To compute the shortest path between two points in a graph, we first
define a HiLog predicate short_path(Source,Target), that given
two nodes returns short paths from the first to the second. There may
be several short paths between two nodes, but we will be sure that one
of them must be the shortest path:
% There's a short path if there's an edge,
short_path(X,Y)(D) :- edge(X,Y,D).
% or if there is a short path to a predecessor and then an edge.
short_path(X,Y)(D) :-
bagMin(short_path(X,Z),D1),
edge(Z,Y,D2),
D is D1 + D2.
The first clause says that there is a short path from X to
Y of length D if there is an edge from X to
Y with weight D. The second clause says there is a
short path from X to Y of length D if we take the
minimum of the short paths from X to a predecessor (Z)
of Y and we get D by adding the distance along the edge
to Y from the predecessor.
Now to get the shortest path, we simply take the shortest of the short paths:
% The shortest path is the minimum of the short paths
shortest_path(X,Y,D) :- bagMin(short_path(X,Y),D).
This program in fact works for cyclic graphs, as long as all loops
have nonnegative distance. To see why it works, we must look at it
more closely.

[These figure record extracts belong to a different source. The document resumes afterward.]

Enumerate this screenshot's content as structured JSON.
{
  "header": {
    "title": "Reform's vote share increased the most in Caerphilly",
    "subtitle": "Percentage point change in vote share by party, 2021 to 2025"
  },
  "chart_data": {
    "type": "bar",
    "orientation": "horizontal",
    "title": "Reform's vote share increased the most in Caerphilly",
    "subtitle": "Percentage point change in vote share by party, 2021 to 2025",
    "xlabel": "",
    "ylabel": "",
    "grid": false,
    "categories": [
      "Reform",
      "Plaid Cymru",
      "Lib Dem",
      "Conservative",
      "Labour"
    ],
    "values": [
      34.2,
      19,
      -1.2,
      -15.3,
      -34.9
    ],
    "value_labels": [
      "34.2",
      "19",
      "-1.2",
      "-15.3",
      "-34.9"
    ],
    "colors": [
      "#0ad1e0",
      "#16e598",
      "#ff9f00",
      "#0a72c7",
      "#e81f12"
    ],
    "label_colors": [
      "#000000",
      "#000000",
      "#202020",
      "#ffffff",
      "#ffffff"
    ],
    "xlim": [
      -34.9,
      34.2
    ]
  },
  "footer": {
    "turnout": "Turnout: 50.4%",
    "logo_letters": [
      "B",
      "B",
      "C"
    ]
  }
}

Normally we think of computing an aggregation by
creating all the elements in the bag, and then performing the
aggregation on the entire set. However, doing that here, with a
cyclic graph, would result in a bag with infinitely many elements,
since there are infinitely many different paths through a cyclic
graph. It is clear that we can't construct and test every element in
a bag of infinitely many elements. bagMin must return an
answer before it has seen all the elements. Notice that if a graph
has a self-loop, say from node a to node a, then a
D such that short_path(X,a)(D) is defined in terms of
the minimum of a bag that contains D itself. This turns out to
be well-defined, because the minimum operator is monotonic. It works
computationally because in the case of recursive definitions, the
bagMin may return an answer before it has seen all the answers.

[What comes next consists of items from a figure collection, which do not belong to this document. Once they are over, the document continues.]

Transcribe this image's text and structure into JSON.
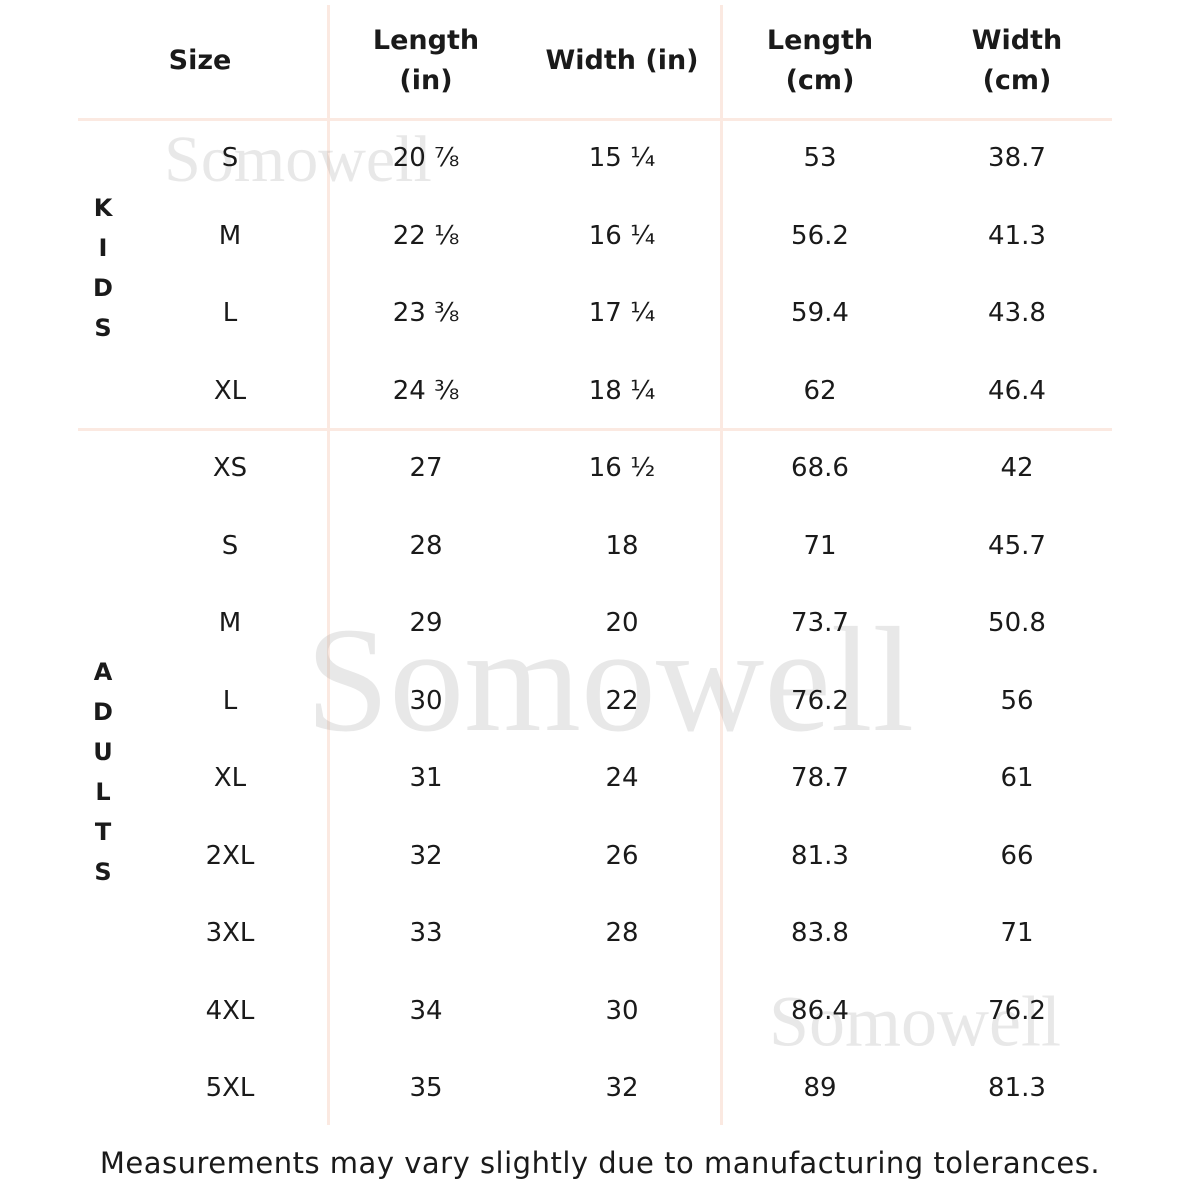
{
  "table": {
    "header": [
      [
        "Size"
      ],
      [
        "Length",
        "(in)"
      ],
      [
        "Width (in)"
      ],
      [
        "Length",
        "(cm)"
      ],
      [
        "Width",
        "(cm)"
      ]
    ],
    "groups": [
      {
        "label": "KIDS",
        "rows": [
          [
            "S",
            "20 ⅞",
            "15 ¼",
            "53",
            "38.7"
          ],
          [
            "M",
            "22 ⅛",
            "16 ¼",
            "56.2",
            "41.3"
          ],
          [
            "L",
            "23 ⅜",
            "17 ¼",
            "59.4",
            "43.8"
          ],
          [
            "XL",
            "24 ⅜",
            "18 ¼",
            "62",
            "46.4"
          ]
        ]
      },
      {
        "label": "ADULTS",
        "rows": [
          [
            "XS",
            "27",
            "16 ½",
            "68.6",
            "42"
          ],
          [
            "S",
            "28",
            "18",
            "71",
            "45.7"
          ],
          [
            "M",
            "29",
            "20",
            "73.7",
            "50.8"
          ],
          [
            "L",
            "30",
            "22",
            "76.2",
            "56"
          ],
          [
            "XL",
            "31",
            "24",
            "78.7",
            "61"
          ],
          [
            "2XL",
            "32",
            "26",
            "81.3",
            "66"
          ],
          [
            "3XL",
            "33",
            "28",
            "83.8",
            "71"
          ],
          [
            "4XL",
            "34",
            "30",
            "86.4",
            "76.2"
          ],
          [
            "5XL",
            "35",
            "32",
            "89",
            "81.3"
          ]
        ]
      }
    ]
  },
  "watermarks": [
    "Somowell",
    "Somowell",
    "Somowell"
  ],
  "footnote": "Measurements may vary slightly due to manufacturing tolerances."
}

At any point it returns the best one it has seen so far: if another
one comes along that is better, it returns that one; if another comes
along that is no better, it just ignores it, and fails back to find
another.
So the order in which answers are generated can effect how much computation is done. If poor answers are returned first and many paths are computed using those poor answers, then all that work is unnecessary and will have to be done again with improved answers. Whereas if the best answer is returned first, then much less total computation will have to be done. So the complexity of this routine is dependent on the scheduling strategy of the underlying engine. We will look at these issues more later.